How could he tell her about any of this? When I interrogated a man today, I felt as if I could throttle him with my bare hands. I saw a dead German lying in a field and I thought—“Good”. I want to go home, but I don’t think such a place exists anymore, anywhere. I know this war will end one day, but I’m afraid it never will for me.
With one hand, Matthew crumpled the nearly blank page into a ball and tossed it onto the floor. Then, by the light of the oil lamp, with its greasy smoke curling upwards towards the ceiling, he smoked silently until the flame had gone down, sputtered out, and then was dark.
Chapter Eighteen
July 1944
The beach was a scar. It had been over four weeks since the D-Day landings, and the twisted metal skeletons of wrecked tanks and Jeeps were still strewn across the grimy sands of Utah Beach. Matthew gazed out at the litter of abandoned equipment and vehicles, and then at the metal cages that zigzagged across the hills and held thousands of German prisoners. Here were the vestiges of victory, the price of war. He looked at it all and he did not know whether to feel triumphant or defeated.
He’d been rattling in the back of a truck for several hours, across ravaged countryside towards the beaches that had borne the brunt of the assault, and then back to England. The rumors had been true, and the 508th were being shipped back to be refreshed and restocked. From the two thousand that had dropped into France just over a month ago, only a thousand remained.
In the last few weeks, as the 508th had reorganized and continued operations to secure the peninsula, Matthew had interrogated dozens more prisoners, most of them tripping over their words in their eagerness to be helpful to the Allies. It had become painfully clear to the Axis forces that they were losing, and the average German soldier wanted only to go home.
One medic had drawn Matthew a map of all of Normandy, with the positions of German forces and weaponry. Another officer had been able to give approximate numbers of all the troops positioned in northern France. While Matthew was glad of the information, it hadn’t assuaged the sense of vengeance he’d felt burning through him when he let it. At least he’d learned to hide the strength of his feeling; he’d never lost his composure with another POW the way he had with Hahn. He’d never written Lily, either.

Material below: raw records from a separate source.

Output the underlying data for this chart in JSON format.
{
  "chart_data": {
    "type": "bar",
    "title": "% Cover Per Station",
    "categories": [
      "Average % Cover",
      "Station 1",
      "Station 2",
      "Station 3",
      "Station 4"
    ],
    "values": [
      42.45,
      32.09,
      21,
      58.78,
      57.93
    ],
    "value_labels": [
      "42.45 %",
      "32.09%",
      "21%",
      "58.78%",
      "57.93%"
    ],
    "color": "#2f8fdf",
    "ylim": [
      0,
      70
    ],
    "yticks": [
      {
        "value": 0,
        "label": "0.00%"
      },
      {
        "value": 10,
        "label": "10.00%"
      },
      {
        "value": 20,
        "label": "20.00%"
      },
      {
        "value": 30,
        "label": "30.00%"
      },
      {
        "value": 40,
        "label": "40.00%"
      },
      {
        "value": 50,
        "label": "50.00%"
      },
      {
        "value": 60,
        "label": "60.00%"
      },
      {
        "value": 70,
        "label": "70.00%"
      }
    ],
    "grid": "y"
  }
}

Now he glanced at all the prisoners in their cages waiting to be processed and he wondered who they were. His countrymen, certainly, and some might be former school mates, friends, neighbors. How many of the blond, blue-eyed boys he’d gone to the gymnasium with had ended up as Nazis? Where were they now—here?
&nbs
p; At least this distant curiosity was better than the rage he’d first struggled with, and that he knew others had felt. He’d heard stories, over the last few weeks, of revenge enacted by his fellow soldiers. A division of paratroopers had massacred thirty captured Wehrmacht officers in an abandoned village. A private had shot two Germans in the head after they’d surrendered, and no one had said a word.

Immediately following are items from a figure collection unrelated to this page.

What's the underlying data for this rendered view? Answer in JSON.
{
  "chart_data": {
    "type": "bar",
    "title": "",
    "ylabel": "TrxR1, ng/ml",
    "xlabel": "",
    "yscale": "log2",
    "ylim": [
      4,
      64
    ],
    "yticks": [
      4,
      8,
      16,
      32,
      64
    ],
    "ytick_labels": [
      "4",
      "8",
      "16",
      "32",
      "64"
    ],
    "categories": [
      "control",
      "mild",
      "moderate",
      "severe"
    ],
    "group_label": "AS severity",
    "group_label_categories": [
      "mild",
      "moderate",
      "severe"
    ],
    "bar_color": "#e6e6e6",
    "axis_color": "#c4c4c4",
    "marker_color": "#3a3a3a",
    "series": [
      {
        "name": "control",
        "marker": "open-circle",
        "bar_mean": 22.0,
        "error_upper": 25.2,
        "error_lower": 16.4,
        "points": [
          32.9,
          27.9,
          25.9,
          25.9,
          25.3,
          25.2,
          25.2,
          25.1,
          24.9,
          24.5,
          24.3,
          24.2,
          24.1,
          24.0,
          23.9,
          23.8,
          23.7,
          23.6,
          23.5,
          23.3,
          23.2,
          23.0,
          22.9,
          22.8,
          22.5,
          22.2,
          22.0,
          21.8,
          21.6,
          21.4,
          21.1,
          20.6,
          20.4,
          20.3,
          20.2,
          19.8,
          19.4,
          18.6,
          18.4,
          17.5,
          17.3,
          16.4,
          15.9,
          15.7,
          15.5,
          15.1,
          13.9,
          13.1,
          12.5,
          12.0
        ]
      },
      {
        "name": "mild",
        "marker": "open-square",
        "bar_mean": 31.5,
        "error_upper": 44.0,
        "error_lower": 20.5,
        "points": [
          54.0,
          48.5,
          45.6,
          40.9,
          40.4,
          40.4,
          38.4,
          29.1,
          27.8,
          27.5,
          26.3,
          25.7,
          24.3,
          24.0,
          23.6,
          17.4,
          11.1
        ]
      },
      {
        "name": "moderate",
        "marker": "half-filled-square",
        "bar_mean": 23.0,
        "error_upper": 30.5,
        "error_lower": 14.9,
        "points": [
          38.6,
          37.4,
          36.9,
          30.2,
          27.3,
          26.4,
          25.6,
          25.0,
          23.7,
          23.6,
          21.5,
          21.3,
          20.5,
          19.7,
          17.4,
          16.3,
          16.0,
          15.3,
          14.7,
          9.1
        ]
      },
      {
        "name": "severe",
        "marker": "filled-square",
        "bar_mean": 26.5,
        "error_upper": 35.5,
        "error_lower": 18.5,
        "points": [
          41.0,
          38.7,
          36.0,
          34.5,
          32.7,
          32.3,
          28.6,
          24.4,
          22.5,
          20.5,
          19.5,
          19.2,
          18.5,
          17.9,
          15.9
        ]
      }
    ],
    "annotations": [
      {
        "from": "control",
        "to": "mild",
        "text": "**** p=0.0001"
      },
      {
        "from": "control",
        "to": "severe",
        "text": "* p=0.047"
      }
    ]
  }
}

Matthew had heard such stories, and he’d felt pity for both the soldier and the captive, the killer and the killed. War was grim, grimmer than he even realized, or wanted to think about, or write to Lily.
And yet he wanted, needed, to go back to England and see Lily, and yet he was afraid to do so. Afraid of what she might see in him, what was surely growing in him like a canker.
The beach was strangely quiet, almost peaceful, as Matthew walked across it towards the tank landing ship that was taking the 508th to Southampton. He’d been given five days’ leave and he intended to spend them in London, before he had to report back to duty in Nottingham.
He had no idea what the rest of the war held for him, if he would be put on active duty in England, interrogating prisoners of war there, or if he would go with the 508th back to France, into Germany and the end of the war. Sometimes he wasn’t even sure what he wanted, and then he felt a curdling rush of shame that he could have been conflicted for a moment. He had to get back to Fraustadt. He had to find his family.